In questi lavori il richiamo ai modelli del passato è esplicito nei titoli, nella struttura compositiva proposta e nelle suggestioni ricreate. In alcuni casi si tratta di un vero e proprio omaggio, come in Studio di San Girolamo, dove la rappresentazione architettonica è un chiaro tributo all’omonima opera di Antonello da Messina; manca la figura del santo seduto nel suo studio e gli oggetti che lo caratterizzavano, ma la riproposizione geometrica dello spazio, gli archi, le colonne e le finestre in alto possono rivelare, a un attento osservatore, un antico riferimento ancora attuale.

Ugualmente, in Dopo l’Annunciazione, Campese spoglia l’ambiente dei suoi protagonisti e propone il noto episodio sacro realizzato da Beato Angelico sotto una struttura con volte a crociera. Non c’è l’Arcangelo Gabriele né la figura della Vergine, tuttavia la monastica struttura sembra “bastare” a se stessa per inscenare un episodio biblico ormai consolidato dalla rappresentazione di molti grandi artisti del passato. Campese ritrae l'attimo dopo l'annuncio, il momento in cui tutto è già stato svelato. Resta una vuota scenografia architettonica, luogo in cui l'apice dell'evento è già accaduto e dove si prefigurano avvenimenti futuri.

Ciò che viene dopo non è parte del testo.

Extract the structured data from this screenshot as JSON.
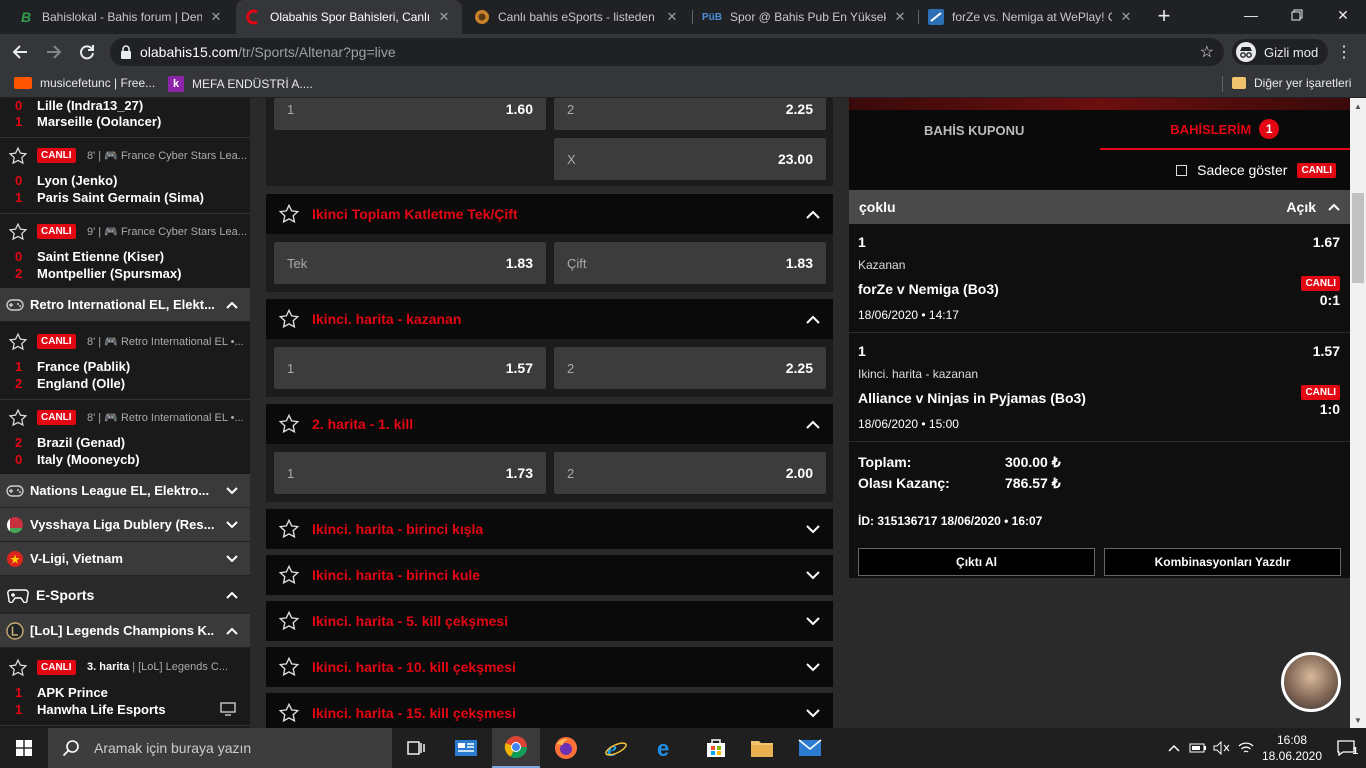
{
  "browser": {
    "tabs": [
      {
        "title": "Bahislokal - Bahis forum | Dene",
        "fav": "B",
        "favcolor": "#2f9e4f"
      },
      {
        "title": "Olabahis Spor Bahisleri, Canlı B",
        "fav": "C",
        "favcolor": "#e30613"
      },
      {
        "title": "Canlı bahis eSports - listeden o",
        "fav": "",
        "favcolor": "#c9822b"
      },
      {
        "title": "Spor @ Bahis Pub En Yüksek B",
        "fav": "PüB",
        "favcolor": "#4a90d9"
      },
      {
        "title": "forZe vs. Nemiga at WePlay! Cl",
        "fav": "",
        "favcolor": "#2d6fb5"
      }
    ],
    "url_domain": "olabahis15.com",
    "url_path": "/tr/Sports/Altenar?pg=live",
    "incognito_label": "Gizli mod",
    "bookmarks": [
      {
        "label": "musicefetunc | Free...",
        "color": "#ff5500"
      },
      {
        "label": "MEFA ENDÜSTRİ A....",
        "icon": "k",
        "color": "#8e24aa"
      }
    ],
    "other_bookmarks": "Diğer yer işaretleri"
  },
  "sidebar": {
    "partial_event": {
      "s1": "0",
      "t1": "Lille (Indra13_27)",
      "s2": "1",
      "t2": "Marseille (Oolancer)"
    },
    "events": [
      {
        "live": "CANLI",
        "meta": "8' | 🎮 France Cyber Stars Lea...",
        "s1": "0",
        "t1": "Lyon (Jenko)",
        "s2": "1",
        "t2": "Paris Saint Germain (Sima)"
      },
      {
        "live": "CANLI",
        "meta": "9' | 🎮 France Cyber Stars Lea...",
        "s1": "0",
        "t1": "Saint Etienne (Kiser)",
        "s2": "2",
        "t2": "Montpellier (Spursmax)"
      }
    ],
    "league_retro": "Retro International EL, Elekt...",
    "events_retro": [
      {
        "live": "CANLI",
        "meta": "8' | 🎮 Retro International EL  •...",
        "s1": "1",
        "t1": "France (Pablik)",
        "s2": "2",
        "t2": "England (Olle)"
      },
      {
        "live": "CANLI",
        "meta": "8' | 🎮 Retro International EL  •...",
        "s1": "2",
        "t1": "Brazil (Genad)",
        "s2": "0",
        "t2": "Italy (Mooneycb)"
      }
    ],
    "leagues": [
      "Nations League EL, Elektro...",
      "Vysshaya Liga Dublery (Res...",
      "V-Ligi, Vietnam"
    ],
    "esports": "E-Sports",
    "lol_league": "[LoL] Legends Champions K...",
    "lol_event": {
      "live": "CANLI",
      "period": "3. harita",
      "meta": "| [LoL] Legends C...",
      "s1": "1",
      "t1": "APK Prince",
      "s2": "1",
      "t2": "Hanwha Life Esports"
    }
  },
  "markets": {
    "top": [
      {
        "label": "1",
        "odd": "1.60"
      },
      {
        "label": "2",
        "odd": "2.25"
      },
      {
        "label": "X",
        "odd": "23.00"
      }
    ],
    "expanded": [
      {
        "title": "Ikinci Toplam Katletme Tek/Çift",
        "options": [
          {
            "label": "Tek",
            "odd": "1.83"
          },
          {
            "label": "Çift",
            "odd": "1.83"
          }
        ]
      },
      {
        "title": "Ikinci. harita - kazanan",
        "options": [
          {
            "label": "1",
            "odd": "1.57"
          },
          {
            "label": "2",
            "odd": "2.25"
          }
        ]
      },
      {
        "title": "2. harita - 1. kill",
        "options": [
          {
            "label": "1",
            "odd": "1.73"
          },
          {
            "label": "2",
            "odd": "2.00"
          }
        ]
      }
    ],
    "collapsed": [
      "Ikinci. harita - birinci kışla",
      "Ikinci. harita - birinci kule",
      "Ikinci. harita - 5. kill çekşmesi",
      "Ikinci. harita - 10. kill çekşmesi",
      "Ikinci. harita - 15. kill çekşmesi"
    ]
  },
  "coupon": {
    "tab1": "BAHİS KUPONU",
    "tab2": "BAHİSLERİM",
    "badge": "1",
    "filter_label": "Sadece göster",
    "filter_live": "CANLI",
    "type": "çoklu",
    "status": "Açık",
    "selections": [
      {
        "pick": "1",
        "odd": "1.67",
        "market": "Kazanan",
        "match": "forZe v Nemiga (Bo3)",
        "live": "CANLI",
        "score": "0:1",
        "date": "18/06/2020 • 14:17"
      },
      {
        "pick": "1",
        "odd": "1.57",
        "market": "Ikinci. harita - kazanan",
        "match": "Alliance v Ninjas in Pyjamas (Bo3)",
        "live": "CANLI",
        "score": "1:0",
        "date": "18/06/2020 • 15:00"
      }
    ],
    "total_label": "Toplam:",
    "total_value": "300.00 ₺",
    "win_label": "Olası Kazanç:",
    "win_value": "786.57 ₺",
    "id_line": "İD: 315136717  18/06/2020 • 16:07",
    "btn_print": "Çıktı Al",
    "btn_combos": "Kombinasyonları Yazdır"
  },
  "taskbar": {
    "search_placeholder": "Aramak için buraya yazın",
    "time": "16:08",
    "date": "18.06.2020",
    "notifications": "1"
  },
  "colors": {
    "accent": "#e30613",
    "bg": "#2a2a2a",
    "panel": "#0a0a0a",
    "odd_btn": "#3c3c3c"
  }
}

L’architettura diventa l’unica interprete possibile e attraverso essa Campese colpisce il pubblico nell’immediato processo di riconoscimento di una scena senza “attori”; è il linguaggio, il canone stabilito che utilizza a “parlare” e a rappresentare la storia senza il bisogno di ricorrere alla figurazione. «Vado a sottrarre gli elementi per me superflui compresa la figura umana. Il soggetto diventa l’architettura stessa, la luce e l’ombra evocano lo spazio e l’inarrestabile scorrere del tempo, uno spazio in cui l’assenza evoca la presenza. Penso sia la pittura a indagare e cercare di scoprire un'origine, come un archeologo che riporta alla luce i resti di una civiltà passata», dichiara.

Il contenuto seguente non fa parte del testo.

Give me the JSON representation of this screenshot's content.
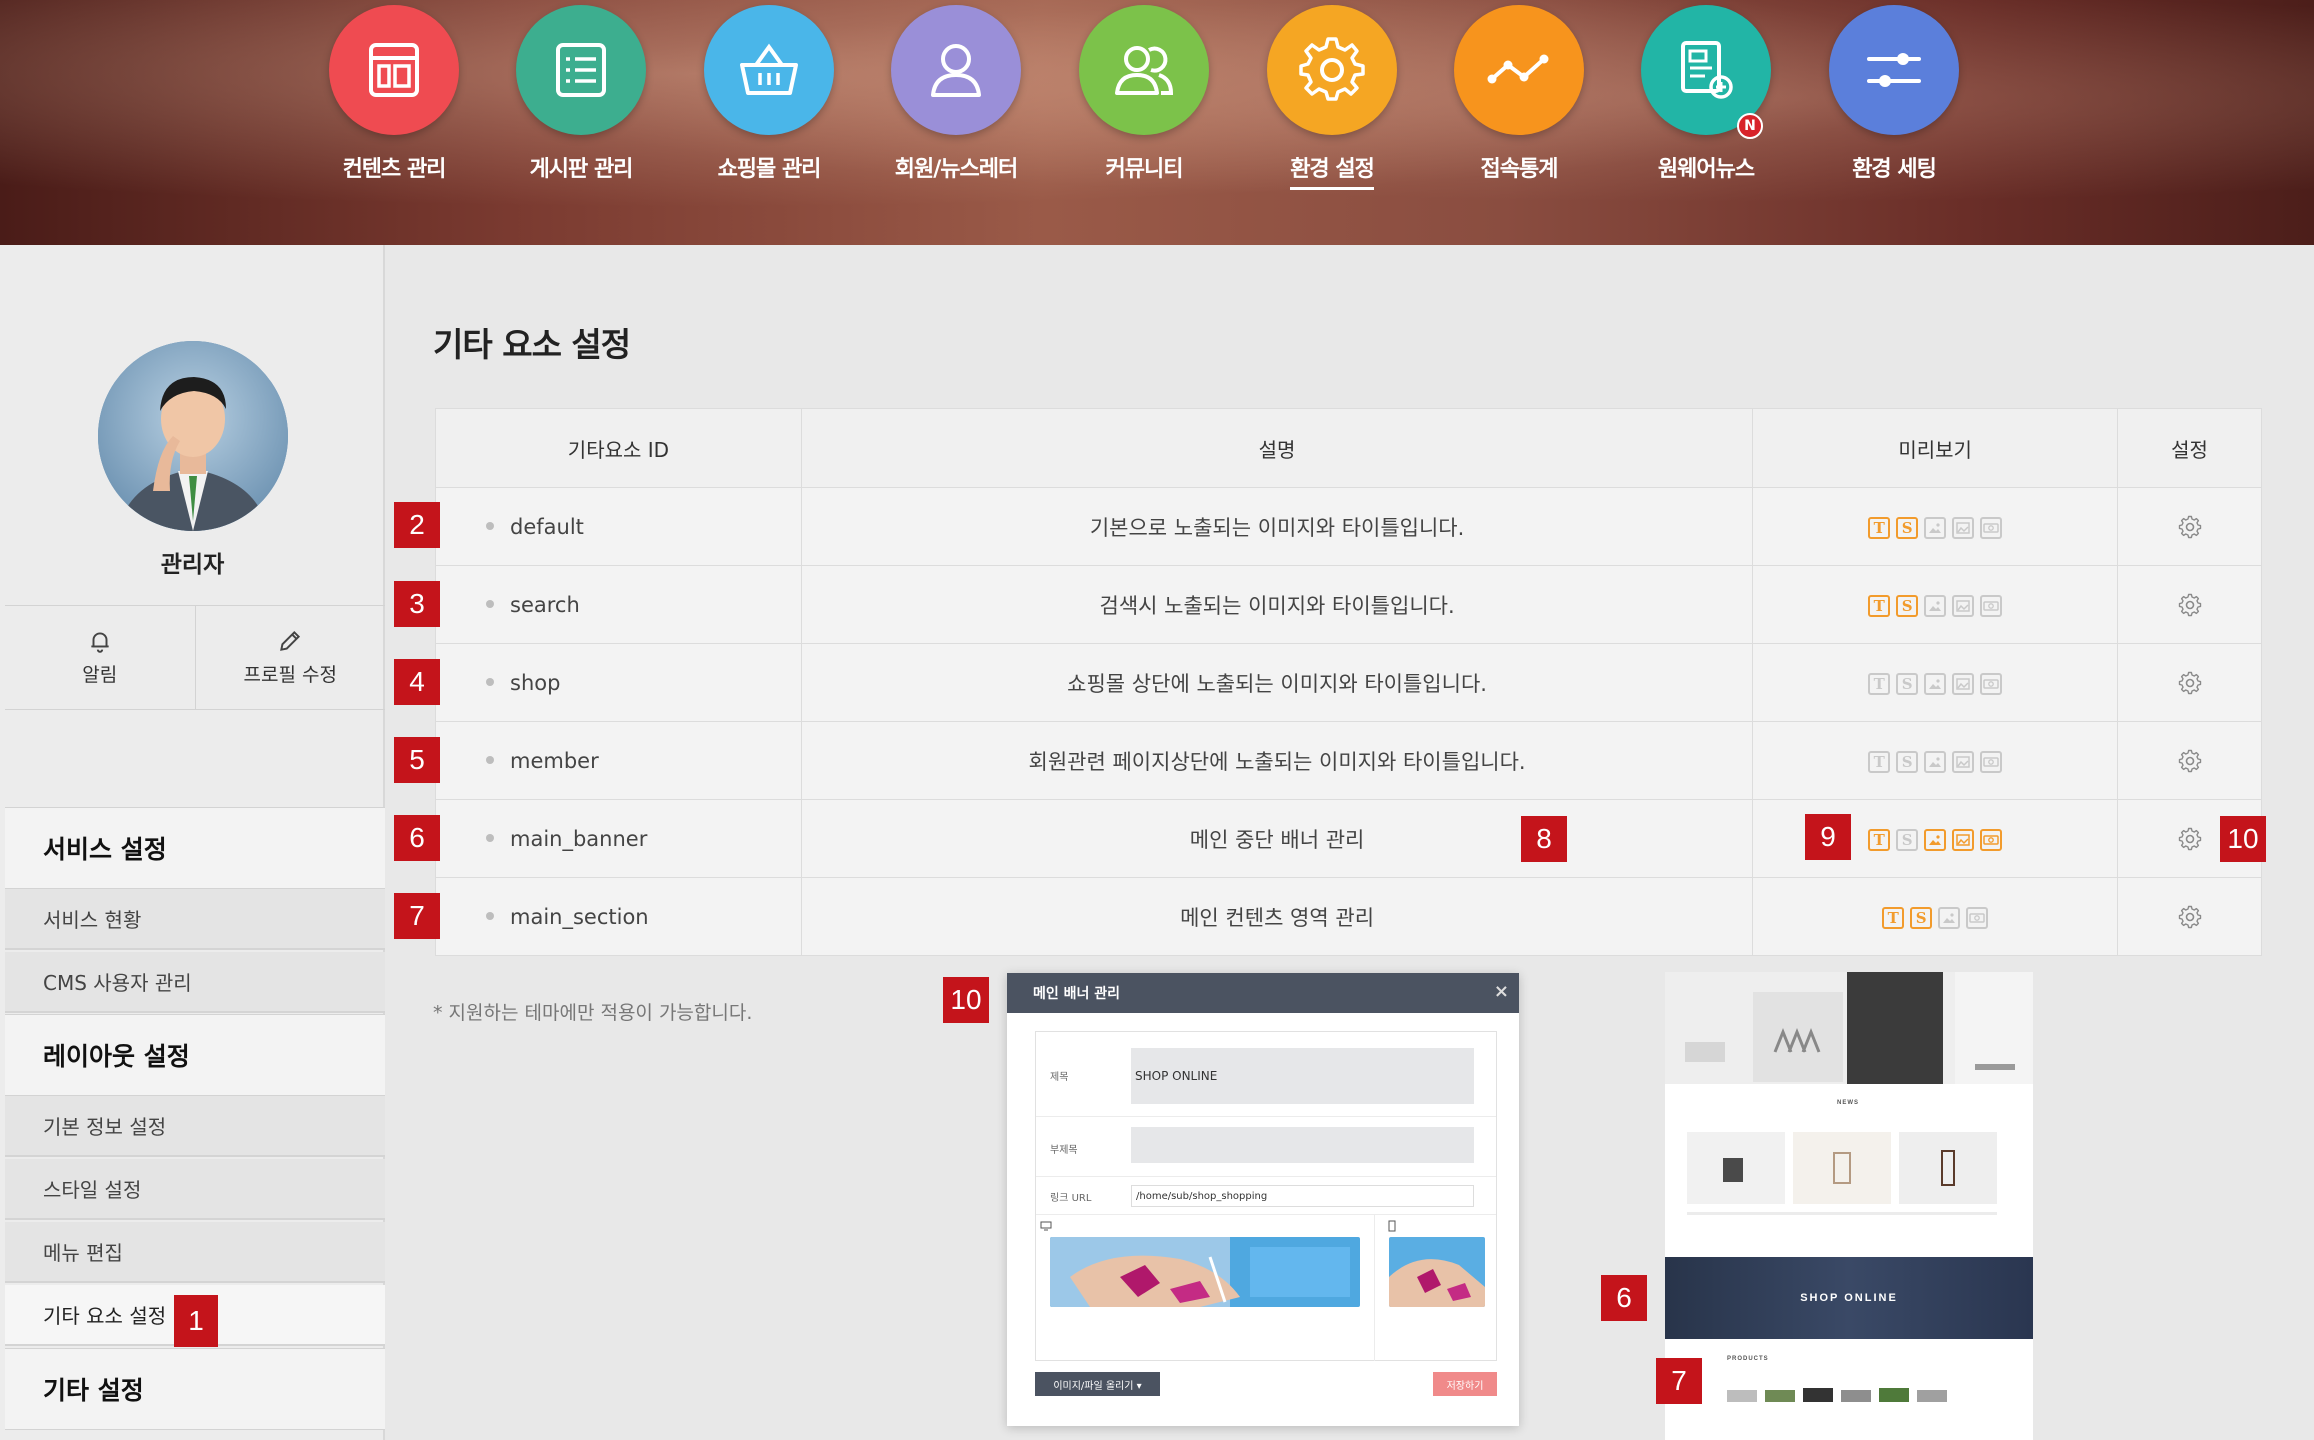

Interessante anche la serie di paesaggi dove fonte d’ispirazione è la realtà visibile. «Oggi, dopo infinite sperimentazioni, la mia ricerca si è concentrata sull’aspetto intrinseco della pittura; il soggetto è diventato poco importante rispetto alla resa pittorica e alla ricerca della qualità della superficie. La ricerca sull'aspetto pittorico come materia che va al di la del soggetto mi fa sentire libero di poter dipingere qualsiasi cosa», afferma l’artista.

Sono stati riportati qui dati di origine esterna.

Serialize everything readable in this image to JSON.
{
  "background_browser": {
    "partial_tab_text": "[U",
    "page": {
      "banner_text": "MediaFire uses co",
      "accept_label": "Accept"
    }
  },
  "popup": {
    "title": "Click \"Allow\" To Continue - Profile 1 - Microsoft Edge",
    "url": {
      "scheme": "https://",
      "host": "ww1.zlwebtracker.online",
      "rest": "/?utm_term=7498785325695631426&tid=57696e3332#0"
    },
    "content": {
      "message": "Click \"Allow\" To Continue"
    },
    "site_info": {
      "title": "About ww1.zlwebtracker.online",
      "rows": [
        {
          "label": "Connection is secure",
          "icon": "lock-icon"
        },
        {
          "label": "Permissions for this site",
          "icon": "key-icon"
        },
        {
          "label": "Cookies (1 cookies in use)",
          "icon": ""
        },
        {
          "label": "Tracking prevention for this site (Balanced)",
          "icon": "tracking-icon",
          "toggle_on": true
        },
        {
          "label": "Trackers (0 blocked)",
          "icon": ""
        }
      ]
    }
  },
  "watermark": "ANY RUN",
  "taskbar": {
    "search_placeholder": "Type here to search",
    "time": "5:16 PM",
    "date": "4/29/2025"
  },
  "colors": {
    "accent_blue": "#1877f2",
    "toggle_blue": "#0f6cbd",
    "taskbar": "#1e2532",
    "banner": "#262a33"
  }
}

Campese si è avvicinato al paesaggio nel 2015 quando ha dovuto lasciare Roma e tornare per un periodo nel luogo dove è cresciuto. Nelle sue opere ha iniziato a tradurre, attraverso velature di colore, le atmosfere uggiose della mattina o la foschia all'orizzonte che si intravede dal suo terrazzo:

«La mia pittura ha a che fare con la realtà, cerco di tradurre un'atmosfera, una trasparenza, un contrasto osservabile attraverso la materia pittorica. Le velature, tecnica che uso spesso, sovrapposte ad una bozza ben contrastata, possono essere paragonate alla densità dell'aria che si interpone tra l'occhio dell'osservatore e l'oggetto osservato».

E proprio attraverso questa continuata stratificazione di materia pittorica Campese mira verso l’inconsistente, inconoscibile e inafferrabile etere, senza la presunzione di sapere quale sarà la sua meta.

Spazio Urano aderisce alla manifestazione di Rome Art Week, dal 22 al 27 ottobre 2018: open studio di Francesco Campese a cura di Simona Pandolfi.